The agency's commissioners say in a statement Thursday that Mark Vickery's retirement will be effective in May. He will remain at TCEQ to oversee the transition.
Vickery began his career as an enforcement coordinator when the agency was still called the Texas Water Commission. He has worked in nearly every area, including industrial and hazardous waste, permitting and registration and field operations.
Vickery took over as executive director in 2008.
San Antonio Man Set To Die Next Week Wins Reprieve
A state district judge is stopping next Tuesday's scheduled execution of an ex-con condemned for killing a San Antonio man more than 15 years ago and stealing his prized motorcycle.
Lawyers for Anthony Bartee argued DNA testing is needed on two strands of hair found in the hands of murder victim David Cook, a neighbor who had befriended Bartee.
At the time in August 1996, Bartee had been out of prison after serving more than a decade for two rapes.
Evidence showed Bartee admired Cook's red motorcycle, killed him and stole it.
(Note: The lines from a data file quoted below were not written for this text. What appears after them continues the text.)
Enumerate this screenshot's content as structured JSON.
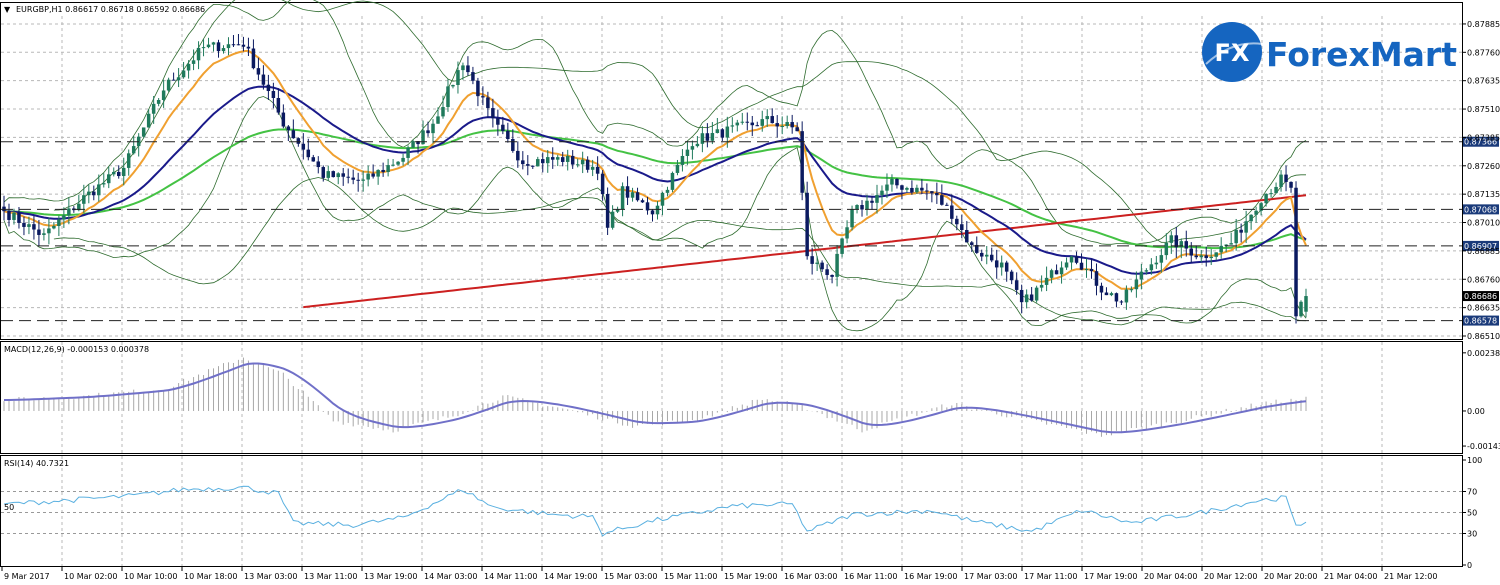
{
  "window": {
    "symbol_header": "EURGBP,H1  0.86617 0.86718 0.86592 0.86686",
    "dropdown_glyph": "▼"
  },
  "logo": {
    "badge_text": "FX",
    "brand_text": "ForexMart",
    "brand_color": "#1565c0"
  },
  "colors": {
    "bull_candle": "#1f7a5c",
    "bear_candle": "#0b1a60",
    "bb_band": "#2e6b2e",
    "ma_fast": "#f0a030",
    "ma_mid": "#1a1a8a",
    "ma_slow_green": "#44c244",
    "ma_200": "#cc2020",
    "macd_line": "#7070c8",
    "rsi_line": "#5ab0e0",
    "grid": "#b8b8b8",
    "highlight_label": "#1a3a7a"
  },
  "main_panel": {
    "price_ticks": [
      "0.87885",
      "0.87760",
      "0.87635",
      "0.87510",
      "0.87385",
      "0.87260",
      "0.87135",
      "0.87010",
      "0.86885",
      "0.86760",
      "0.86635",
      "0.86510"
    ],
    "levels": [
      {
        "value": 0.87366,
        "label": "0.87366",
        "dashed": true,
        "highlight": true
      },
      {
        "value": 0.87068,
        "label": "0.87068",
        "dashed": true,
        "highlight": true
      },
      {
        "value": 0.86907,
        "label": "0.86907",
        "dashed": true,
        "highlight": true
      },
      {
        "value": 0.86578,
        "label": "0.86578",
        "dashed": true,
        "highlight": true
      },
      {
        "value": 0.86686,
        "label": "0.86686",
        "dashed": false,
        "highlight": false
      }
    ]
  },
  "macd_panel": {
    "header": "MACD(12,26,9) -0.000153 0.000378",
    "ticks": [
      "0.002384",
      "0.00",
      "-0.001438"
    ]
  },
  "rsi_panel": {
    "header": "RSI(14) 40.7321",
    "ticks": [
      "100",
      "70",
      "50",
      "30",
      "0"
    ],
    "inner_label": "50"
  },
  "time_labels": [
    "9 Mar 2017",
    "10 Mar 02:00",
    "10 Mar 10:00",
    "10 Mar 18:00",
    "13 Mar 03:00",
    "13 Mar 11:00",
    "13 Mar 19:00",
    "14 Mar 03:00",
    "14 Mar 11:00",
    "14 Mar 19:00",
    "15 Mar 03:00",
    "15 Mar 11:00",
    "15 Mar 19:00",
    "16 Mar 03:00",
    "16 Mar 11:00",
    "16 Mar 19:00",
    "17 Mar 03:00",
    "17 Mar 11:00",
    "17 Mar 19:00",
    "20 Mar 04:00",
    "20 Mar 12:00",
    "20 Mar 20:00",
    "21 Mar 04:00",
    "21 Mar 12:00"
  ],
  "chart_data": {
    "type": "candlestick",
    "symbol": "EURGBP",
    "timeframe": "H1",
    "ylim": [
      0.8651,
      0.8792
    ],
    "close_path": [
      {
        "t": 0,
        "price": 0.8706
      },
      {
        "t": 8,
        "price": 0.8695
      },
      {
        "t": 16,
        "price": 0.8712
      },
      {
        "t": 24,
        "price": 0.8725
      },
      {
        "t": 32,
        "price": 0.876
      },
      {
        "t": 40,
        "price": 0.8778
      },
      {
        "t": 48,
        "price": 0.878
      },
      {
        "t": 56,
        "price": 0.8745
      },
      {
        "t": 64,
        "price": 0.8722
      },
      {
        "t": 72,
        "price": 0.8719
      },
      {
        "t": 80,
        "price": 0.873
      },
      {
        "t": 86,
        "price": 0.8745
      },
      {
        "t": 92,
        "price": 0.8772
      },
      {
        "t": 98,
        "price": 0.8745
      },
      {
        "t": 104,
        "price": 0.8728
      },
      {
        "t": 112,
        "price": 0.8729
      },
      {
        "t": 119,
        "price": 0.8725
      },
      {
        "t": 121,
        "price": 0.8698
      },
      {
        "t": 124,
        "price": 0.8715
      },
      {
        "t": 130,
        "price": 0.8706
      },
      {
        "t": 138,
        "price": 0.8737
      },
      {
        "t": 146,
        "price": 0.8742
      },
      {
        "t": 153,
        "price": 0.8746
      },
      {
        "t": 159,
        "price": 0.8742
      },
      {
        "t": 161,
        "price": 0.8685
      },
      {
        "t": 166,
        "price": 0.8678
      },
      {
        "t": 170,
        "price": 0.8705
      },
      {
        "t": 178,
        "price": 0.8718
      },
      {
        "t": 186,
        "price": 0.8714
      },
      {
        "t": 190,
        "price": 0.8705
      },
      {
        "t": 194,
        "price": 0.869
      },
      {
        "t": 200,
        "price": 0.8682
      },
      {
        "t": 204,
        "price": 0.8665
      },
      {
        "t": 208,
        "price": 0.8673
      },
      {
        "t": 214,
        "price": 0.8688
      },
      {
        "t": 220,
        "price": 0.8672
      },
      {
        "t": 224,
        "price": 0.8666
      },
      {
        "t": 228,
        "price": 0.8678
      },
      {
        "t": 234,
        "price": 0.8693
      },
      {
        "t": 240,
        "price": 0.8686
      },
      {
        "t": 246,
        "price": 0.8692
      },
      {
        "t": 252,
        "price": 0.8712
      },
      {
        "t": 256,
        "price": 0.872
      },
      {
        "t": 258,
        "price": 0.8715
      },
      {
        "t": 259,
        "price": 0.866
      },
      {
        "t": 261,
        "price": 0.86686
      }
    ],
    "macd_path": [
      {
        "t": 0,
        "value": 0.00045
      },
      {
        "t": 16,
        "value": 0.0006
      },
      {
        "t": 32,
        "value": 0.0009
      },
      {
        "t": 48,
        "value": 0.0022
      },
      {
        "t": 56,
        "value": 0.0015
      },
      {
        "t": 66,
        "value": -0.0004
      },
      {
        "t": 78,
        "value": -0.0008
      },
      {
        "t": 90,
        "value": -0.0002
      },
      {
        "t": 100,
        "value": 0.0006
      },
      {
        "t": 112,
        "value": 0.0001
      },
      {
        "t": 126,
        "value": -0.0006
      },
      {
        "t": 138,
        "value": -0.0004
      },
      {
        "t": 152,
        "value": 0.0005
      },
      {
        "t": 160,
        "value": 0.0002
      },
      {
        "t": 172,
        "value": -0.0008
      },
      {
        "t": 190,
        "value": 0.0003
      },
      {
        "t": 206,
        "value": -0.0004
      },
      {
        "t": 220,
        "value": -0.001
      },
      {
        "t": 236,
        "value": -0.0004
      },
      {
        "t": 252,
        "value": 0.0003
      },
      {
        "t": 261,
        "value": 0.0005
      }
    ],
    "rsi_path": [
      {
        "t": 0,
        "value": 58
      },
      {
        "t": 14,
        "value": 62
      },
      {
        "t": 26,
        "value": 66
      },
      {
        "t": 36,
        "value": 72
      },
      {
        "t": 48,
        "value": 74
      },
      {
        "t": 55,
        "value": 68
      },
      {
        "t": 58,
        "value": 40
      },
      {
        "t": 70,
        "value": 38
      },
      {
        "t": 80,
        "value": 45
      },
      {
        "t": 92,
        "value": 72
      },
      {
        "t": 98,
        "value": 55
      },
      {
        "t": 110,
        "value": 48
      },
      {
        "t": 118,
        "value": 46
      },
      {
        "t": 120,
        "value": 30
      },
      {
        "t": 130,
        "value": 42
      },
      {
        "t": 146,
        "value": 56
      },
      {
        "t": 158,
        "value": 58
      },
      {
        "t": 161,
        "value": 32
      },
      {
        "t": 170,
        "value": 48
      },
      {
        "t": 186,
        "value": 52
      },
      {
        "t": 194,
        "value": 42
      },
      {
        "t": 206,
        "value": 32
      },
      {
        "t": 216,
        "value": 52
      },
      {
        "t": 226,
        "value": 40
      },
      {
        "t": 240,
        "value": 50
      },
      {
        "t": 252,
        "value": 62
      },
      {
        "t": 257,
        "value": 64
      },
      {
        "t": 259,
        "value": 36
      },
      {
        "t": 261,
        "value": 40.7321
      }
    ]
  }
}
Bartee blamed the killing on two men he identified only as "Snake" and "Throw Down." Prosecutors said there were no such men.
Four Gang Members Convicted In West Texas Drug Case
A federal jury in West Texas has convicted four gang members in a drug and racketeering investigation going back to 2006.
Prosecutors say 32-year-old Santos Almanza, 31-year-old Miguel Nieto, 40-year-old Carlos Hernandez and 36-year-old Ramon Morales were convicted Wednesday night of conspiring to possess with intent to distribute cocaine and marijuana.
Jurors in Midland also convicted Almanza, Nieto and Hernandez of racketeering-related counts.
Investigators say the Barrio Azteca gang has been blamed for drug trafficking, extortion and kidnapping in Mexico and in the U.S., including the Texas prison system.
Texas Rangers Investigate Leon County Inmate Death
An inmate in a Central Texas jail has been found hanged as he awaited transfer to prison on a domestic violence conviction.
Texas Rangers will help investigate the Leon County Jail death of 37-year-old John French of Normangee (NAR'-man-jee). An autopsy has been ordered.
Jailers early Wednesday discovered a bed sheet had been used in the hanging and that French was alone in the cell.
French earlier this month was sentenced to 18 years in prison for continuous family violence. Records show he was arrested last May over an alleged assault on his wife.
More Than Ton Of Marijuana In Texas Load Of Limes
U.S. Customs and Border Protection say a load of limes in South Texas has yielded more than a ton of marijuana worth about $2.4 million.
Officers at the Progreso International Bridge on Tuesday discovered during a second inspection of an 18-wheeler that nearly 350 packages had been slipped into the shipment.
Investigators say an unrelated bust a day earlier, in a commercial shipment of cucumbers, led to confiscation of more than 1,900 pounds of marijuana. The street value of the packaged marijuana has been estimated at $1.9 million.
Both tractor-trailer rigs have been seized.